The sign for the J. Edgar Hoover FBI Building can be seen through fences and barbed wire surrounding the construction on the side of the building in Washington, DC, U.S., August 17, 2022.
Leah Millis | Reuters
Leaders of the House Oversight Committee asked eight social media companies on Friday to crack down on online threats against law enforcement, which are said to be on the rise following the FBI raid on former President Donald Trump’s home. Mar-a-Lago.
Lawmakers sent letters seeking information and documents from Twitter, TikTok, Facebook parent company Meta and Telegram, as well as the Trump-backed app Truth Social. Three other platforms with predominantly conservative followings, Rumble, Gettr and Gab, were also contacted.
The letters request data on threats posted online since the Aug. 8 raid on the former president’s Palm Beach, Florida, residence, along with information about the company’s policies for reporting and removing threats.
Statements by Trump and his Republican allies about the search may have “escalated a flood of violent threats on social media that have already led to at least one death,” Oversight Chairman Rep. Carolyn Maloney, DN.Y., and Chair of the Subcommittee on Homeland Security. Rep. Stephen Lynch, D-Mass., wrote in the papers.
They cited a warning from the FBI and Department of Homeland Security that threats against officers have increased online since agents executed the search warrant at Mar-a-Lago, according to NBC News.
Democrats were also referring to a man who fired a nail gun into an FBI office in Cincinnati, Ohio, then fled before being killed in a shootout with police. That man, identified by police as Ricky Shiffer, apparently posted numerous threatening messages on Truth Social after the Mar-a-Lago raid.
“We urge you to take immediate action to address any threats of violence against law enforcement that appear on your company’s platforms,” Maloney and Lynch wrote in the letters.
Reps.
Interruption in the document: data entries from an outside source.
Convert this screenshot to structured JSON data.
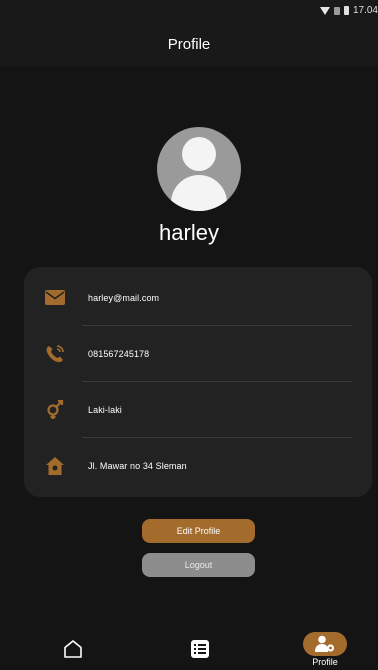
{
  "status_bar": {
    "time": "17.04"
  },
  "app_bar": {
    "title": "Profile"
  },
  "profile": {
    "username": "harley",
    "email": "harley@mail.com",
    "phone": "081567245178",
    "gender": "Laki-laki",
    "address": "Jl. Mawar no 34 Sleman"
  },
  "actions": {
    "edit_label": "Edit Profile",
    "logout_label": "Logout"
  },
  "nav": {
    "profile_label": "Profile"
  },
  "colors": {
    "accent": "#a46c2c",
    "background": "#141414",
    "card": "#222222",
    "button_gray": "#8d8d8d"
  },
  "icons": [
    "wifi-icon",
    "sim-icon",
    "battery-icon",
    "mail-icon",
    "phone-icon",
    "gender-icon",
    "home-address-icon",
    "home-nav-icon",
    "list-nav-icon",
    "profile-nav-icon"
  ]
}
Carolyn Maloney, D-N.Y., and Stephen Lynch, D-Mass., are seen during a House Oversight and Reform Committee hearing in the Rayburn Building on a resolution on whether to retain Attorney General William Barr and Secretary Commerce Wilbur Ross. contempt of Congress on Wednesday, June 12, 2019.
Tom Williams | Cq-roll Call, Inc. | Getty Images
“The committee strongly supports the First Amendment rights of all Americans to speak out about their government’s actions and law enforcement issues, including on social media platforms. However, threats and incitements of deadly violence are unacceptable and against the law,” they write. .
Committee leaders said they are also considering “whether legislative reform is necessary to protect law enforcement personnel and increase coordination with federal authorities.”
Trump himself revealed the search in a frantic statement on the evening of August 8, declaring that his resort home was “under siege” by FBI agents.
Multiple Republican officials quickly issued statements criticizing the attack and supporting Trump, the de facto leader of the GOP who is considering a presidential run in 2024. Some, like House Minority Leader Kevin McCarthy, R-Calif., suggested that the Department of Justice during the administration of President Joe Biden was armed against his political opponents.
Even former Vice President Mike Pence, whom Trump has considered an enemy since Pence refused to reject key electoral votes that confirmed Biden’s victory in the 2020 election, said he felt “deep concern” about the “unprecedented” move.
The letters sent Friday morning cited multiple threatening posts from Truth Social that “coincide” with rhetoric from GOP leaders.
“The Second Amendment is not about shooting deer! Lock and load!” a post read. “Arm up! We’re about to go into civil war!” wrote another user.
Maloney and Lynch are asking the companies to send the requested information by Sept. 2.